Case Study · ADR-001

Blueface: 6-Agentic Email Response System

Status:
Accepted, Ready to be Deployed
Built:
2026 Q1/Q2
Client:
Blueface
Sector:
B2B SaaS · AI/ML Services
Platform:
Cassidy AI
Author:
Joseph Iyofor

The problem

30 to 60 emails per day, no consistent response system

Blueface receives 30 to 60 customer emails daily spanning four categories:

  • Sales inquiries: 40%
  • Technical questions: 30%
  • Support tickets: 20%
  • General inquiries: 10%

Manual response time averaged 2 to 4 hours per email, causing delayed sales cycles, inconsistent quality, and significant context switching across the team.

The challenge was not simply automating a response pipeline. It required a system that could draft accurately, maintain brand voice, allow human oversight on every single email, and handle revision feedback intelligently without routing every edit back through the full pipeline. And once built, the system needed a continuous quality layer that could evaluate every run automatically without relying on manual spot checks.

The solution

Two communicating workflows plus independent evaluation

  • Workflow 1 (W1) handles email ingestion and initial draft generation across six specialised agents.
  • Workflow 2 (W2) handles the human feedback loop through four conditional paths.
  • Evy is a third independent evaluation workflow, triggered by webhook after each run, providing Step Eval scoring per agent and Run Eval scoring across the full six-agent output.

Workflow 1

Email Handler agents

AgentRole
GabbySentiSentiment analysis and initial email characterisation
Router CoachOrchestration gatekeeper, classifies, routes, briefs downstream agents
Hatches (shared)Internal KB Expert, deep knowledge base research, case studies, pricing, technical specs
Scratches (shared)Web Researcher, fills knowledge gaps that Hatches cannot resolve from the internal KB
Pen Pusher (shared)Final draft generation, used in W1 and all W2 REVISE paths
JessesQA Validator, checks draft quality, accuracy, tone, and completeness before human review

W1 output: Draft + QA score → Slack notification → Sheets log (40-column record).

Workflow 2

Human Feedback Loop

PathTriggerWhat happens
Path 1, GONo revision requiredExtracts context, sends approved email via Gmail, updates W1 status, confirms in Slack, logs to W2 sheet
Path 2, Revise ATone/wording changeRouter Coach briefs → Pen Pusher V2 redrafts → present in Slack
Path 3, Revise BNew KB content neededRouter Coach → Hatches V2 → Pen Pusher V2 → present + log
Path 4, Revise CKB + external research neededRouter Coach → Hatches V2 → Scratches V2 → Pen Pusher V2
Path 5, IGNOREBot message / irrelevant inputImmediate termination

Evy

Continuous Evaluation Pipeline

Independent 9-step Evy workflow triggered by webhook after each run.
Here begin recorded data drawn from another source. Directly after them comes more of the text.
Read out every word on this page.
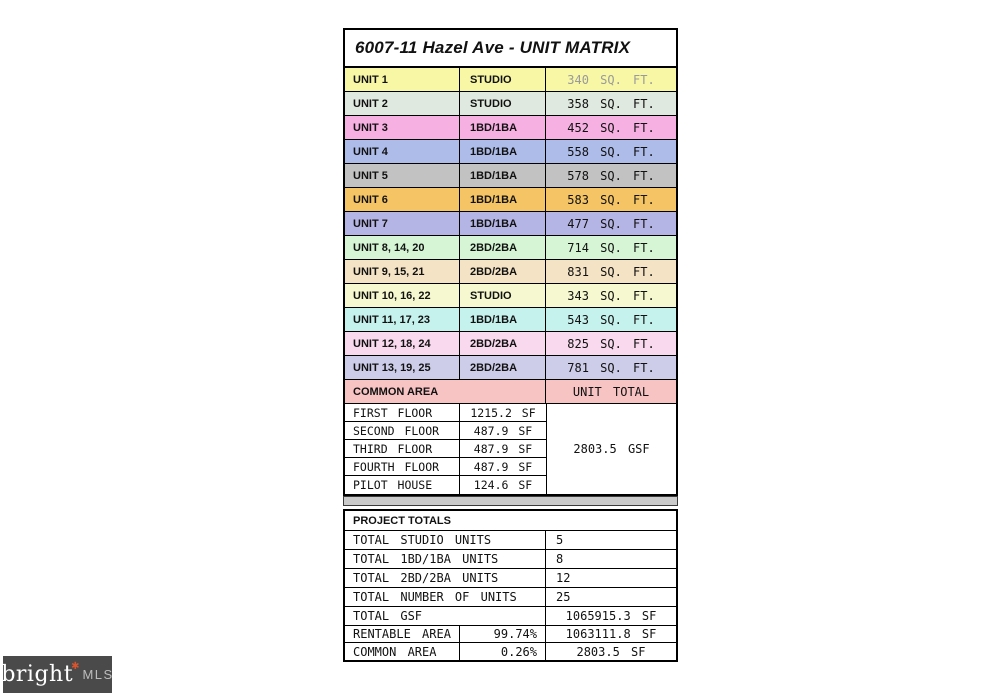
6007-11 Hazel Ave - UNIT MATRIX
UNIT 1	STUDIO	340 SQ. FT.
UNIT 2	STUDIO	358 SQ. FT.
UNIT 3	1BD/1BA	452 SQ. FT.
UNIT 4	1BD/1BA	558 SQ. FT.
UNIT 5	1BD/1BA	578 SQ. FT.
UNIT 6	1BD/1BA	583 SQ. FT.
UNIT 7	1BD/1BA	477 SQ. FT.
UNIT 8, 14, 20	2BD/2BA	714 SQ. FT.
UNIT 9, 15, 21	2BD/2BA	831 SQ. FT.
UNIT 10, 16, 22	STUDIO	343 SQ. FT.
UNIT 11, 17, 23	1BD/1BA	543 SQ. FT.
UNIT 12, 18, 24	2BD/2BA	825 SQ. FT.
UNIT 13, 19, 25	2BD/2BA	781 SQ. FT.
COMMON AREA	UNIT TOTAL
FIRST FLOOR	1215.2 SF
SECOND FLOOR	487.9 SF
THIRD FLOOR	487.9 SF
FOURTH FLOOR	487.9 SF
PILOT HOUSE	124.6 SF
2803.5 GSF
PROJECT TOTALS
TOTAL STUDIO UNITS	5
TOTAL 1BD/1BA UNITS	8
TOTAL 2BD/2BA UNITS	12
TOTAL NUMBER OF UNITS	25
TOTAL GSF	1065915.3 SF
RENTABLE AREA	99.74%	1063111.8 SF
COMMON AREA	0.26%	2803.5 SF
bright
✱
MLS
Performs two evaluation types: Step Eval (per agent) scoring accuracy, completeness, format, Evy confidence, and a Bridge Recommendation; and Run Eval (full six-agent output) scoring overall quality, Ship Decision, accuracy, completeness, deliverability, Bridge Recommendation, and revision count.

Risk mitigations

Built into the architecture

RiskMitigation
Cascading errors from one agent's bad outputBounded responsibilities limit blast radius. Human-in-the-loop gate on every email, zero dispatches without human approval.
Prompt injection via inbound email contentHardened system instructions at every agent layer. Injection scenarios built into Evals regression suite as standing automated check.
Sensitive customer data leakageOutput scanning for sensitive content before draft enters dispatch queue. Encryption in transit.
HIPAA / compliance violationCompliance review on every draft. Any compliance flag triggers immediate human escalation, zero-tolerance threshold.
Silent failures producing valid-looking but wrong outputsEvy Step Eval catches per-agent failures on every production run. Bridge Recommendation generates specific fix instruction for every below-pass score.
Repeated mistakes on a specific email categoryRun Eval surfaces whether the full pipeline output is shippable. Monitoring dashboards with real-time alerts on score degradation.

Target outcomes

What the system is built to deliver

MetricTarget
Draft approval rate on first human review80%+
System latency (email receipt to draft in Slack)Under 90 seconds
Factual accuracy (scored by Evy vs. KB)98%+
Cost per email across all agents and evaluationUnder $0.65

Key principle

Intelligence supports people, it does not replace them. Zero emails are dispatched without human approval.